LIBROS: Review de la Semana:
Real Estate Lessons from Trammell Crow
Just released by the Urban Land Institute, William Bragg Ewald’s biography of a legendary real estate guru offers some fascinating—and highly relevant—insights on success in business and in life.
When you hear the term “America’s real estate magnate,” who comes to mind? Donald Trump, of course. But don’t believe everything you see on TV. There’s a real estate developer whose empire . . . well . . . trumps that of “The Donald.” And because he shuns the spotlight instead of seeking it out, the average person has never heard of him. (If you’re a resident of Texas, a real estate developer, or a student of business, you can exclude yourself from that list.) But chances are good that this man has left his mark somewhere you have lived, worked, shopped, stayed, or visited.

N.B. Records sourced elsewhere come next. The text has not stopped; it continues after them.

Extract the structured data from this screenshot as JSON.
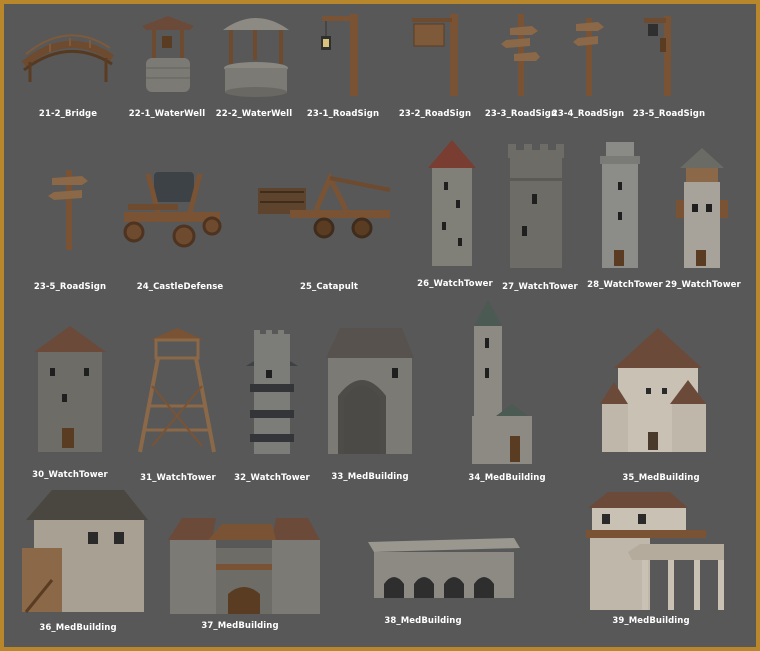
{
  "assets": [
    {
      "label": "21-2_Bridge",
      "kind": "bridge"
    },
    {
      "label": "22-1_WaterWell",
      "kind": "water-well"
    },
    {
      "label": "22-2_WaterWell",
      "kind": "water-well"
    },
    {
      "label": "23-1_RoadSign",
      "kind": "road-sign"
    },
    {
      "label": "23-2_RoadSign",
      "kind": "road-sign"
    },
    {
      "label": "23-3_RoadSign",
      "kind": "road-sign"
    },
    {
      "label": "23-4_RoadSign",
      "kind": "road-sign"
    },
    {
      "label": "23-5_RoadSign",
      "kind": "road-sign"
    },
    {
      "label": "23-5_RoadSign",
      "kind": "road-sign"
    },
    {
      "label": "24_CastleDefense",
      "kind": "castle-defense"
    },
    {
      "label": "25_Catapult",
      "kind": "catapult"
    },
    {
      "label": "26_WatchTower",
      "kind": "watch-tower"
    },
    {
      "label": "27_WatchTower",
      "kind": "watch-tower"
    },
    {
      "label": "28_WatchTower",
      "kind": "watch-tower"
    },
    {
      "label": "29_WatchTower",
      "kind": "watch-tower"
    },
    {
      "label": "30_WatchTower",
      "kind": "watch-tower"
    },
    {
      "label": "31_WatchTower",
      "kind": "watch-tower"
    },
    {
      "label": "32_WatchTower",
      "kind": "watch-tower"
    },
    {
      "label": "33_MedBuilding",
      "kind": "medieval-building"
    },
    {
      "label": "34_MedBuilding",
      "kind": "medieval-building"
    },
    {
      "label": "35_MedBuilding",
      "kind": "medieval-building"
    },
    {
      "label": "36_MedBuilding",
      "kind": "medieval-building"
    },
    {
      "label": "37_MedBuilding",
      "kind": "medieval-building"
    },
    {
      "label": "38_MedBuilding",
      "kind": "medieval-building"
    },
    {
      "label": "39_MedBuilding",
      "kind": "medieval-building"
    }
  ],
  "colors": {
    "frame": "#b8862b",
    "background": "#585858",
    "caption": "#ffffff",
    "wood": "#7a5334",
    "stone": "#8a8a86",
    "roof": "#6b4a3a"
  }
}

His name is Trammell Crow, and he’s the real estate mind behind such landmarks as the Dallas Market Center, Atlanta’s Peachtree Center, San Francisco’s Embarcadero Center, and monuments across the nation and the world from Brussels to Hong Kong. He’s had his tireless hands in apartments, office buildings, hotels, retail stores, and developments of every stripe.
And because his legacy is so deep and broad–and his life and personality are so colorful–his story is well worth reading.
William Bragg Ewald, author of the new biography Trammell Crow: A Legacy of Real Estate Innovation (Urban Land Institute, 2005, ISBN: 0-8742093-5-8, $34.95), follows Crow from his humble birth in a tiny frame house at 1318 Fitzhugh Street in Dallas to his rise to wealth and power in the real estate world to the bitter years of financial woe, reorganization, and bare-knuckled litigation–and makes the reader come to truly know this compelling man.
Trammell Crow: A Legacy of Real Estate Innovation is filled with valuable insights on the Crow business formula, his unorthodox partnership-based plan, the changes in government, policies, and society that impacted his company, and the nature of the man himself. Here is an excerpt from the book:
The origins of Crow’s work ethic:
He took all kinds of jobs. From the age of ten he had mowed lawns, caddied, pumped gas, even jerked sodas on Sunday until his father put a stop to it. Years later he passed a filling station with journalist A.C. Greene, pointed to it and said, “That’s where I got my start.”
By 1932, as the Depression deepened, he was plucking chickens and cleaning old bricks for reuse in new houses. He worked on a construction site for 15 cents an hour, clerked in grocery stores, helped unload Clabber Girl baking power and Spreckles sugar from railroad boxcars, wheeled them into the warehouse, and stacked them up. For a dollar or two he would drive a new car from the Dallas Ford plant over to Fort Worth. From his earnings he gave his mother half to run the house and paid off his father’s $600 grocery bill.
All of this did not leave him embittered. “The whole attitude of the world today toward poverty, particularly that of socialists and writers who have never been there, is out of sync with reality,” Crow wrote. “We didn’t suffer any personal, emotional, or educational injury from our circumstances. We also learned things that many people never know. We learned desire. We learned the benefits of unity. We learned that you can do without. We learned that you can aspire and work and achieve without being fed from the outside.